Его обокрали и опозорили, да ещё фактически оставили без приюта. Не существует в мире идиота, которому подобное могло бы представиться в сколько-нибудь удовлетворительном ракурсе. На дурака чести не напасёшься, понятное дело, однако даже в фигуральном наклонении считать себя подпадающим под скудоумную планку Бесфамильный согласился бы разве только под страхом смерти… Впрочем, обокрали – неточное выражение: его ограбили самым беззастенчивым образом, и ничего больше у него не имелось в наличии, кроме незнакомого города и безостановочного движения в неопределённом направлении, и попыток притормозить самоиндукцию – примерно в таких выражениях:

«Мир большой, в нём каждый день что-нибудь происходит, ну и что же. Всё подвержено интерпретации, все и вся с грехом пополам пытаются коррелировать друг с другом и с чем попало, хотя, как правило, безуспешно, оттого в природе редко случаются определённость и подобие спокойствия. Я, наверное, уже не удивлюсь, если день станет тёмным, а ночь – светлой, и если вообще всё окажется шиворот-навыворот и увязнет в ложных деталях или, наоборот, утратит очертания в пелене безвыходной перспективы общего вида. Да пусть он катится к чертям собачьим, этот непостоянный мир, мне нет до него никакого дела, он сам по себе, и я тоже сам по себе. Свободный человек ничего не боится и ни на что не оглядывается, его просто так не ухайдакать. Главное – овладеть собой. И я сейчас овладею, овладею!»

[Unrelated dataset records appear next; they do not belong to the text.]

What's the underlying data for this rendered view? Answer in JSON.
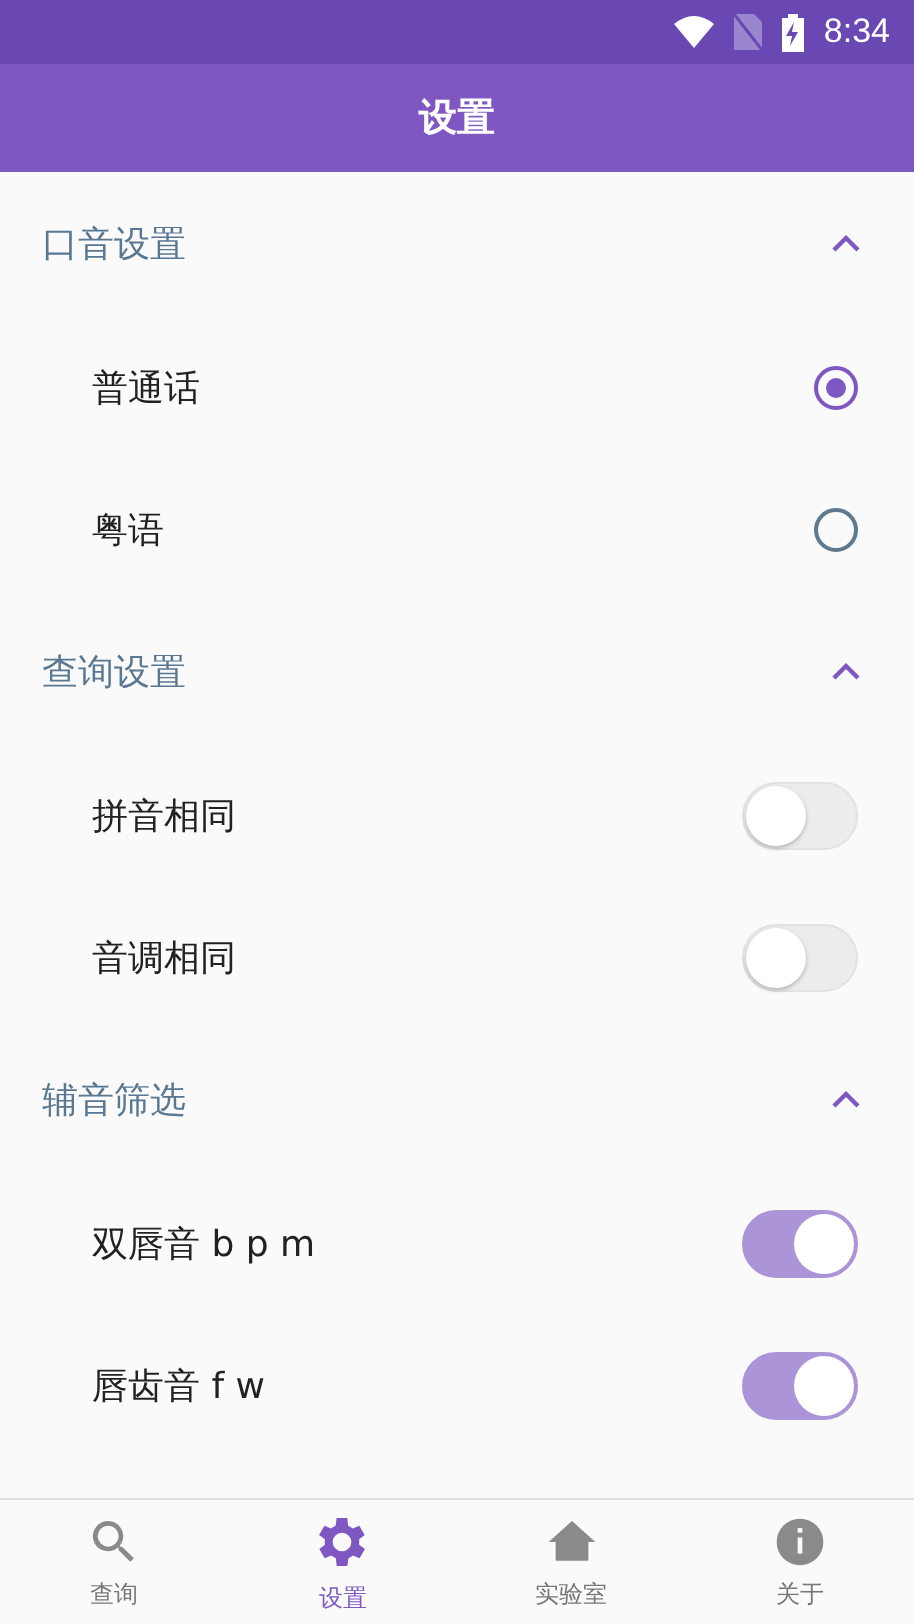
{
  "status_bar": {
    "time": "8:34"
  },
  "app_bar": {
    "title": "设置"
  },
  "sections": [
    {
      "title": "口音设置",
      "expanded": true,
      "items": [
        {
          "kind": "radio",
          "label": "普通话",
          "selected": true
        },
        {
          "kind": "radio",
          "label": "粤语",
          "selected": false
        }
      ]
    },
    {
      "title": "查询设置",
      "expanded": true,
      "items": [
        {
          "kind": "switch",
          "label": "拼音相同",
          "on": false
        },
        {
          "kind": "switch",
          "label": "音调相同",
          "on": false
        }
      ]
    },
    {
      "title": "辅音筛选",
      "expanded": true,
      "items": [
        {
          "kind": "switch",
          "label": "双唇音 b p m",
          "on": true
        },
        {
          "kind": "switch",
          "label": "唇齿音 f w",
          "on": true
        }
      ]
    }
  ],
  "bottom_nav": [
    {
      "kind": "search",
      "label": "查询",
      "selected": false
    },
    {
      "kind": "settings",
      "label": "设置",
      "selected": true
    },
    {
      "kind": "lab",
      "label": "实验室",
      "selected": false
    },
    {
      "kind": "info",
      "label": "关于",
      "selected": false
    }
  ]
}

Но это были только невесомые умозрительные фразы, только быстролётные мысли, а корявая и неустойчивая реальность не торопилась с ними сближаться. Потому что овладеть собой, вернувшись в нормальное человеческое состояние, бывшему командировочному не удавалось.

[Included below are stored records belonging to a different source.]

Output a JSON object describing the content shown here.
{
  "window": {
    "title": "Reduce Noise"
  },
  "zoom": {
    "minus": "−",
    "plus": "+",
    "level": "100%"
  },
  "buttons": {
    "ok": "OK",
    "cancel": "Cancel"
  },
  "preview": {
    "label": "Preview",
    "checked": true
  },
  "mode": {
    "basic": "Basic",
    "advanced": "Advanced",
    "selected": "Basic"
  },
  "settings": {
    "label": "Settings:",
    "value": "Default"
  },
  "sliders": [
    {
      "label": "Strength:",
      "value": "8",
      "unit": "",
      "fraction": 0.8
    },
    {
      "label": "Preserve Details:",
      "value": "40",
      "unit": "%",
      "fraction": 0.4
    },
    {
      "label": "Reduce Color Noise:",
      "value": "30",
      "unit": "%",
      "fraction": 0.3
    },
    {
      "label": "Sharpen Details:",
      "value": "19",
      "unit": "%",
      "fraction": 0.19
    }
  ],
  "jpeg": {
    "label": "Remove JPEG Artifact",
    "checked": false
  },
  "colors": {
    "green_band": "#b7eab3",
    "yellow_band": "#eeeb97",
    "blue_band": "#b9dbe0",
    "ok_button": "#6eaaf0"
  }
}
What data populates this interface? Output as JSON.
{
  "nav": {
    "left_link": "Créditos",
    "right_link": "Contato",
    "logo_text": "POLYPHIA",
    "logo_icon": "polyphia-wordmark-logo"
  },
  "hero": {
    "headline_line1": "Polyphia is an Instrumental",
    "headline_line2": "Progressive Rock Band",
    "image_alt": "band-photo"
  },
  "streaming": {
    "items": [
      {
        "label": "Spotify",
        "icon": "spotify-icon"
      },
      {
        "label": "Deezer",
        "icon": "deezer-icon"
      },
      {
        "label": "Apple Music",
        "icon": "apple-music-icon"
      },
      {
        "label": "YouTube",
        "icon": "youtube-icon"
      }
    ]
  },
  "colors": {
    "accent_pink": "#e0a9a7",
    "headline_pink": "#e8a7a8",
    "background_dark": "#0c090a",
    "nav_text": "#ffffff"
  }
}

В душе у него непрестанно что-то ухало и бултыхалось, и не желало умеряться. Словно какой-то неприкаянный императив, оторвавшись от своих первоначальных корней, метался из последних сил и противился смертельной маете угасания. Иногда, не умея содержательно выразить эту маету, бывший командировочный сдвигал брови и вздыхал на ходу:

– Уф-ф-ф!

Приблизительно так.

Вероятно, со стороны могло показаться, что он устал. Хотя на самом деле среди ощущений, которые он испытывал, усталость занимала гораздо меньше места, нежели возмущение, разочарование и жажда мести, начисто утратившая ориентацию, но сохранявшая градус кипения. Через некоторое время из-за густоты переживаний Бесфамильный стал чувствовать дурноту. Но продолжал двигаться по городу, не сбавляя шага, и тоскливое сиротство обнюхивало его следы.

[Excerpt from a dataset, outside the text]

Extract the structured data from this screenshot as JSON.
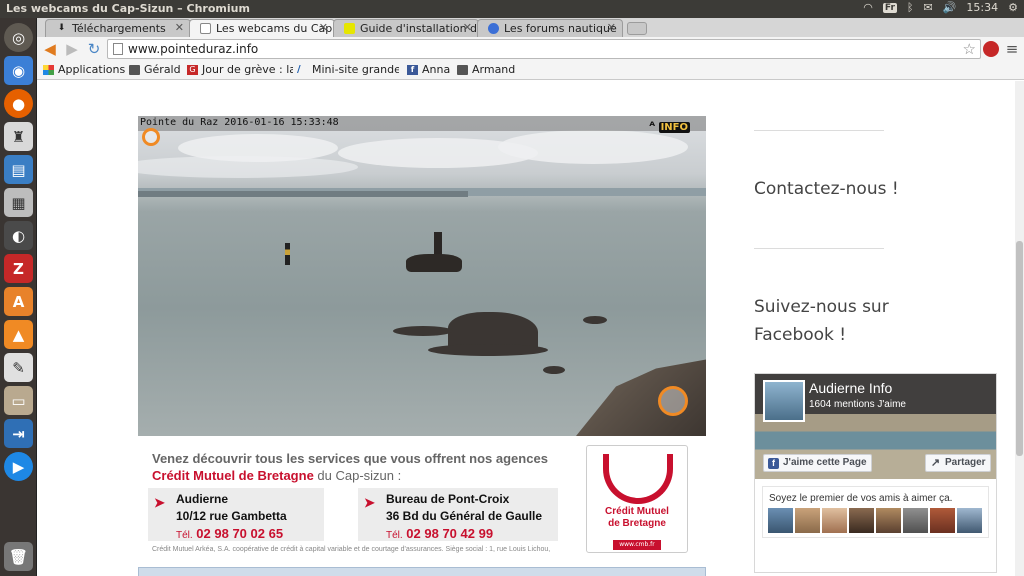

Между домами, деревьями, людьми, автомобилями и прочими материальными факторами ему виделись большие куски пустоты – голодные, жадные, ждущие, чтобы в них поскорее кто-нибудь провалился. Они не могли не внушать опасений, и бывший командировочный старался обходить их стороной. (И ловил себя на невольном ожидании момента, когда мир сдвинется ещё дальше в фатальную сторону, и всё вокруг сделается таким, как на картине Питера Брейгеля Старшего «Триумф смерти», где полчища скелетов кромсают людей косами и другими колюще-режущими инструментами под похоронный бой колоколов. И некуда будет бежать, и не останется ни малейшей возможности для отсрочки ужаса).

У него пересохло во рту – так, что язык прилип к нёбу. Но напиться было негде.